Perhaps the silver bullet in Phoenix's CDO arsenal, however, is its relationship with its parent company, Phoenix Home Life, which has a strong capital position and, most importantly, a willingness to invest in equity or subordinated-debt tranches.

"We really have the ability to put our own money where our mouth is," said Haylon. "We feel that because of the strength of our relationship with Phoenix Home Life and the strength of their balance sheet, we have an enormous competitive advantage in terms of warehousing securities and of providing equity investment in deals when they make sense."

According to some analysts, Phoenix's willingness to put some of their own skin in the deal can almost single-handedly get a deal done. After the equity is sold, selling the investment-grade components is considered to be a relative walk in the park.

With its in-house experience and resources in place, Phoenix's strategic focus shifted to organization. "We have devoted a considerable amount of resources and energy toward building the appropriate infrastructure in terms of systems, operational, administrative, client support, etc...we have created a dedicated team to focus on this business," Haylon said. "We have Nelson (Correa) overseeing the structuring of these transactions-that's his full-time job."

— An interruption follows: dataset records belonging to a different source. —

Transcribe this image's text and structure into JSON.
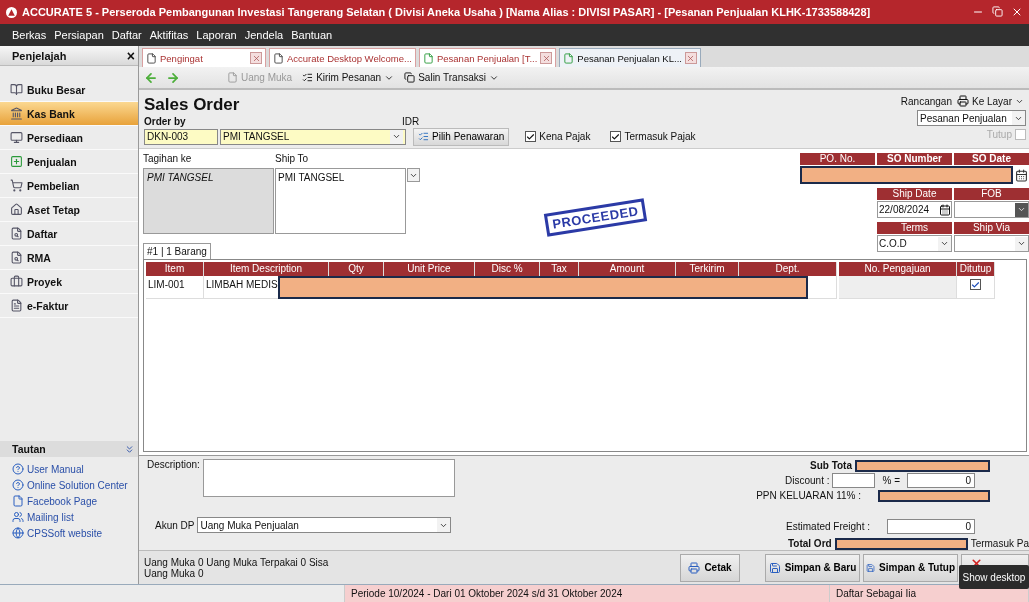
{
  "window": {
    "title": "ACCURATE 5  - Perseroda Pembangunan Investasi Tangerang Selatan ( Divisi Aneka Usaha )   [Nama Alias : DIVISI PASAR] - [Pesanan Penjualan KLHK-1733588428]"
  },
  "menu": [
    "Berkas",
    "Persiapan",
    "Daftar",
    "Aktifitas",
    "Laporan",
    "Jendela",
    "Bantuan"
  ],
  "sidebar": {
    "title": "Penjelajah",
    "close": "×",
    "items": [
      {
        "label": "Buku Besar",
        "selected": false
      },
      {
        "label": "Kas Bank",
        "selected": true
      },
      {
        "label": "Persediaan",
        "selected": false
      },
      {
        "label": "Penjualan",
        "selected": false
      },
      {
        "label": "Pembelian",
        "selected": false
      },
      {
        "label": "Aset Tetap",
        "selected": false
      },
      {
        "label": "Daftar",
        "selected": false
      },
      {
        "label": "RMA",
        "selected": false
      },
      {
        "label": "Proyek",
        "selected": false
      },
      {
        "label": "e-Faktur",
        "selected": false
      }
    ],
    "links_title": "Tautan",
    "links": [
      "User Manual",
      "Online Solution Center",
      "Facebook Page",
      "Mailing list",
      "CPSSoft website"
    ]
  },
  "tabs": [
    {
      "label": "Pengingat",
      "selected": false,
      "closable": true
    },
    {
      "label": "Accurate Desktop Welcome...",
      "selected": false,
      "closable": false
    },
    {
      "label": "Pesanan Penjualan [T...",
      "selected": false,
      "closable": true
    },
    {
      "label": "Pesanan Penjualan KL...",
      "selected": true,
      "closable": true
    }
  ],
  "toolbar": [
    {
      "label": "Uang Muka",
      "disabled": true,
      "dropdown": false
    },
    {
      "label": "Kirim Pesanan",
      "disabled": false,
      "dropdown": true
    },
    {
      "label": "Salin Transaksi",
      "disabled": false,
      "dropdown": true
    }
  ],
  "form": {
    "title": "Sales Order",
    "order_by_label": "Order by",
    "customer_code": "DKN-003",
    "customer_name": "PMI TANGSEL",
    "currency": "IDR",
    "pick_quote_button": "Pilih Penawaran",
    "checkboxes": [
      {
        "label": "Kena Pajak",
        "checked": true
      },
      {
        "label": "Termasuk Pajak",
        "checked": true
      }
    ],
    "design_label": "Rancangan",
    "screen_button": "Ke Layar",
    "design_select": "Pesanan Penjualan",
    "close_option": {
      "label": "Tutup",
      "checked": false,
      "disabled": true
    }
  },
  "bill_to": {
    "label": "Tagihan ke",
    "value": "PMI TANGSEL"
  },
  "ship_to": {
    "label": "Ship To",
    "value": "PMI TANGSEL"
  },
  "stamp": "PROCEEDED",
  "header_fields": {
    "po_no_label": "PO. No.",
    "so_number_label": "SO Number",
    "so_date_label": "SO Date",
    "ship_date_label": "Ship Date",
    "ship_date": "22/08/2024",
    "fob_label": "FOB",
    "terms_label": "Terms",
    "terms": "C.O.D",
    "ship_via_label": "Ship Via"
  },
  "detail_tab": "#1 | 1 Barang",
  "table": {
    "columns": [
      "Item",
      "Item Description",
      "Qty",
      "Unit Price",
      "Disc %",
      "Tax",
      "Amount",
      "Terkirim",
      "Dept.",
      "No. Pengajuan",
      "Ditutup"
    ],
    "rows": [
      {
        "item": "LIM-001",
        "description": "LIMBAH MEDIS",
        "closed": true
      }
    ]
  },
  "description_label": "Description:",
  "dp_account_label": "Akun DP",
  "dp_account": "Uang Muka Penjualan",
  "totals": {
    "subtotal_label": "Sub Tota",
    "discount_label": "Discount :",
    "percent_label": "% =",
    "discount_amount": "0",
    "tax_label": "PPN KELUARAN 11% :",
    "freight_label": "Estimated Freight :",
    "freight": "0",
    "total_label": "Total Ord",
    "tax_included_label": "Termasuk Pa"
  },
  "down_payment_summary": "Uang Muka 0   Uang Muka Terpakai 0   Sisa Uang Muka 0",
  "buttons": [
    "Cetak",
    "Simpan & Baru",
    "Simpan & Tutup"
  ],
  "status_bar": {
    "period": "Periode 10/2024 - Dari 01 Oktober 2024 s/d 31 Oktober 2024",
    "registration": "Daftar Sebagai Iia"
  },
  "tooltip": "Show desktop"
}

Phoenix has also set up a sales and marketing group headed by Don Segalas, responsible for marketing equity and subordinated debt tranches, with an eye toward relying less on Wall Street and more on Phoenix's own distribution to market at least portions of future transactions.

This ongoing building process doesn't translate into a rookie squad, however. With $51.2 billion in assets under management and nine investment partners with expertise in a variety of asset classes, both experience and stability run deep.

"We have a great track record on the equity side and the fixed-income side," said Haylon. Correa added, "Every deal we do we highlight a different subsector within our firm that specializes in that particular collateral type. We've had the same team in place for a number of years, so there is a lot of stability within the organization, and we've found that's very appealing to investors in CDOs and CBOs."

Phoenix's current responsibilities include the new $300 million NOVA CDO 2001, for which they partnered with Antares Asset Management, a wholly-owned subsidiary of Chicago-based Antares Capital Corporation.

NOVA is Phoenix Investment Partners' eighth structured product completed since 1998 and the fifth managed by the Hartford, Conn.-based fixed-income division of Phoenix Investment Capital, Inc. With $1.6 billion in structured assets under management, PIC's outstanding issues include an emerging markets CDO and an asset-backed CDO, both closed in 2000; and a high-yield CDO closed in 1999.

Phoenix is looking at several ideas for its next CDO, including a multi-sector offering that includes high-grade corporate bonds along with asset-backed securities.